My little standard def GoPro has been down to 18m diving wothout a hitch. Unfortunately its bug-eyed view of the world and 5mp stills dont make it a great choice for an all round camera. 
I just dont think wp cameras are there yet. Guess we will have to wait for the technology to come along and keep claiming under warranty till it does.


----------



## bimbo (Sep 15, 2009)

Interesting to hear you are having trouble with yours. I have the same camera and have found it great. Mine has been in both salt and freshwater and down to about 7m while snorkeling and I havn't had a problem with it. My BIL also has the model before mine with the same experience - pretty much why I got mine.


----------



## matcoburn (Feb 6, 2009)

Awesome suggestions Red.


----------



## ELM (Jul 14, 2008)

I have seen (imo the best housing on the market) an Amphibico housing that goes to depths of 40 mtrs repeatedly with no issues leak when submersed at "speed" in 10 mtrs (on a submersible scooter).

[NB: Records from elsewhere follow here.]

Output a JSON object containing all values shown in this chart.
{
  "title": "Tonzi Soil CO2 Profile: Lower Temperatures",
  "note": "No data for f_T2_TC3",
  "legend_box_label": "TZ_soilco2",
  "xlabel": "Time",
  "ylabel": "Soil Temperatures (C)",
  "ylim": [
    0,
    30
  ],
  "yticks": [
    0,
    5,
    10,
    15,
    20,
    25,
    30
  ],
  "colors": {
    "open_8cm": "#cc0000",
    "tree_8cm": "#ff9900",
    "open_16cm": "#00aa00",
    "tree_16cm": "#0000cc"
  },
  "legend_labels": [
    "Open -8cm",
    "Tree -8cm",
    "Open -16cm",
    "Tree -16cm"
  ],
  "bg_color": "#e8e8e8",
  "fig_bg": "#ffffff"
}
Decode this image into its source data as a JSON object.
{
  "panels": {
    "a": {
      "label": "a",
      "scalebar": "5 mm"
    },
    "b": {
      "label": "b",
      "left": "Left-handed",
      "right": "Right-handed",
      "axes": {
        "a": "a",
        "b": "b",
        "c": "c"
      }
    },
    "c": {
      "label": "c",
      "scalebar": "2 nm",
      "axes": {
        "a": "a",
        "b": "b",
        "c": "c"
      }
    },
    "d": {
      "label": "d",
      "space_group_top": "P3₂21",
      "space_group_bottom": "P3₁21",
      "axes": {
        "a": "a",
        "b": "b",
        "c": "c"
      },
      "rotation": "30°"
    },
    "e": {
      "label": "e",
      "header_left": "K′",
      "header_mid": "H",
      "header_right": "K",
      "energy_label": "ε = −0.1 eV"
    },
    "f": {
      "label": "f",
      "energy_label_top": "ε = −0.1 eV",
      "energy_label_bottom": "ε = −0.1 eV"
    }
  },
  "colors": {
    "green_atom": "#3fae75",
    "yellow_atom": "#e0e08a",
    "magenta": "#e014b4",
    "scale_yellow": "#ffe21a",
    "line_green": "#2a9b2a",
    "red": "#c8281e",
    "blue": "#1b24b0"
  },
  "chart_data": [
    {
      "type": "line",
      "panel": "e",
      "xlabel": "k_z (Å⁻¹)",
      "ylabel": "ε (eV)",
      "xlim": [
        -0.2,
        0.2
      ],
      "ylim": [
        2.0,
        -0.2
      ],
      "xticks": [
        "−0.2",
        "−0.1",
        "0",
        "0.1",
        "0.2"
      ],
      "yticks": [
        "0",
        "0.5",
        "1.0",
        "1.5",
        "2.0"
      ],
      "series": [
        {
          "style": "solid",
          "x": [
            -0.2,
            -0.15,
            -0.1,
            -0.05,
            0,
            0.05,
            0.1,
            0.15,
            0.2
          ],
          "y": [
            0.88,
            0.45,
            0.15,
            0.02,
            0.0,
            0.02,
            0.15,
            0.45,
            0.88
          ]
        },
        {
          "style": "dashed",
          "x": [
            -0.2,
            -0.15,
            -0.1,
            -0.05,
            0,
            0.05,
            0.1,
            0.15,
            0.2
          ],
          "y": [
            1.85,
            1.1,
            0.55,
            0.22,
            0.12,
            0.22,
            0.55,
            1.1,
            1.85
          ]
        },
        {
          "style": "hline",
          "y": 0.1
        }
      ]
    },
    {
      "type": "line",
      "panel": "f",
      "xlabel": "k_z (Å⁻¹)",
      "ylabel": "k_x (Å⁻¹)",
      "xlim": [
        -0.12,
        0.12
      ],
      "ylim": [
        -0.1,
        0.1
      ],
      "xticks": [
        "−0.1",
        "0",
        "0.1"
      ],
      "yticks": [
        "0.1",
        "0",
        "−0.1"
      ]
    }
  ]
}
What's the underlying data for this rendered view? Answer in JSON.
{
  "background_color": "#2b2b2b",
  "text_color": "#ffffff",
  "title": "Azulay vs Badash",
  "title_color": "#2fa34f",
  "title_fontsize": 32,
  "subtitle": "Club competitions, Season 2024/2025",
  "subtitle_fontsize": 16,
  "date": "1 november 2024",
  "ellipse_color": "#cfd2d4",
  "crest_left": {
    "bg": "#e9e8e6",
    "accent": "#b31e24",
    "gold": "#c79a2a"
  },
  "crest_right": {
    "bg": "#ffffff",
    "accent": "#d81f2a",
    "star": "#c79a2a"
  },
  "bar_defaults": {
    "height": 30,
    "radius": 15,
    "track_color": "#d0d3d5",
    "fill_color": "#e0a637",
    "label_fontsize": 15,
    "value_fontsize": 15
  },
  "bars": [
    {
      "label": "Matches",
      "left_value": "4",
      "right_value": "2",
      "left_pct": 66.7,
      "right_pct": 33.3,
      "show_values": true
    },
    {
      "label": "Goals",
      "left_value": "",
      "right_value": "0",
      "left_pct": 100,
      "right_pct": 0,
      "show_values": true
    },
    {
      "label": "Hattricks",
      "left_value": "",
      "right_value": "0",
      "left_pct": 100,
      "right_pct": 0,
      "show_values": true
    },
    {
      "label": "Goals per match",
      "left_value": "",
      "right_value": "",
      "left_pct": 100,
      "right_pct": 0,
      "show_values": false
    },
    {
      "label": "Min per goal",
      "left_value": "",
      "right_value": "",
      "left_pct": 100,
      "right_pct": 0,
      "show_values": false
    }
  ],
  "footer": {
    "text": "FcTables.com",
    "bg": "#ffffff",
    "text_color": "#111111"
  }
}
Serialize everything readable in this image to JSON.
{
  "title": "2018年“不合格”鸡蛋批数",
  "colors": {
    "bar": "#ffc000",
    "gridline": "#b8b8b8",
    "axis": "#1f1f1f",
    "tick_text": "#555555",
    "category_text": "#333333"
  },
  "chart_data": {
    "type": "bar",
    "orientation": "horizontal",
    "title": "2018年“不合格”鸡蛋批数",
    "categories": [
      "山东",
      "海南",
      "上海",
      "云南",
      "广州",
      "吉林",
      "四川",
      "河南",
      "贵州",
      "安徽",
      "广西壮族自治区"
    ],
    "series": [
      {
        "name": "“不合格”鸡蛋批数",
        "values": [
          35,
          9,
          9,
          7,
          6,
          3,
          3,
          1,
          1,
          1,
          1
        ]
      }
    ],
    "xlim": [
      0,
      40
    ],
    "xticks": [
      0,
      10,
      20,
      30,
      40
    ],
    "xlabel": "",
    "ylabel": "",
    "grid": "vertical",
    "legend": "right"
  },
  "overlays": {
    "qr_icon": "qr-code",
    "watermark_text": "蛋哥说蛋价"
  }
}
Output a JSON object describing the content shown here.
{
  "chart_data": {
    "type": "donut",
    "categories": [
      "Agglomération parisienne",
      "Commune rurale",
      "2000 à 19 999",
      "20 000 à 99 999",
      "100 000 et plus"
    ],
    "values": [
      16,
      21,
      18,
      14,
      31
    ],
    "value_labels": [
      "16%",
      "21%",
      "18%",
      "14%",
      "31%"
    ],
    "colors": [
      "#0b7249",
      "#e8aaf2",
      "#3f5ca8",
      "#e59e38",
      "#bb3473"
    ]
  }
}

The forces from motion is what seems to bring them all undone at some stage, some sooner than others.

I have often wondered if the act of motion creates a greater amount of pressure on one side rather than an equal amount of pressure around the whole thing which deforms the housing/seal and allows it to leak. Another idea is, if the increased pressure from motion, forces gas/air out, it creates an internal vacuum and as the external pressure is released when bringing the housing to the surface, that vacuum then sucks water in. In either case it does not explain why it has happened when the camera was not even submerged.

The one thing I think anyone planing to submerge their camera's (even so called "waterproof" camera's), they should be placed inside a specially made housing. If they are a waterproof camera then you have two levels of protection as far as water is concerned and your camera is completely protected against knocks and dings. For the amount that gets spent on replacement camera's, in a lot of cases a housing would have been purchased and the original camera would be still working.


----------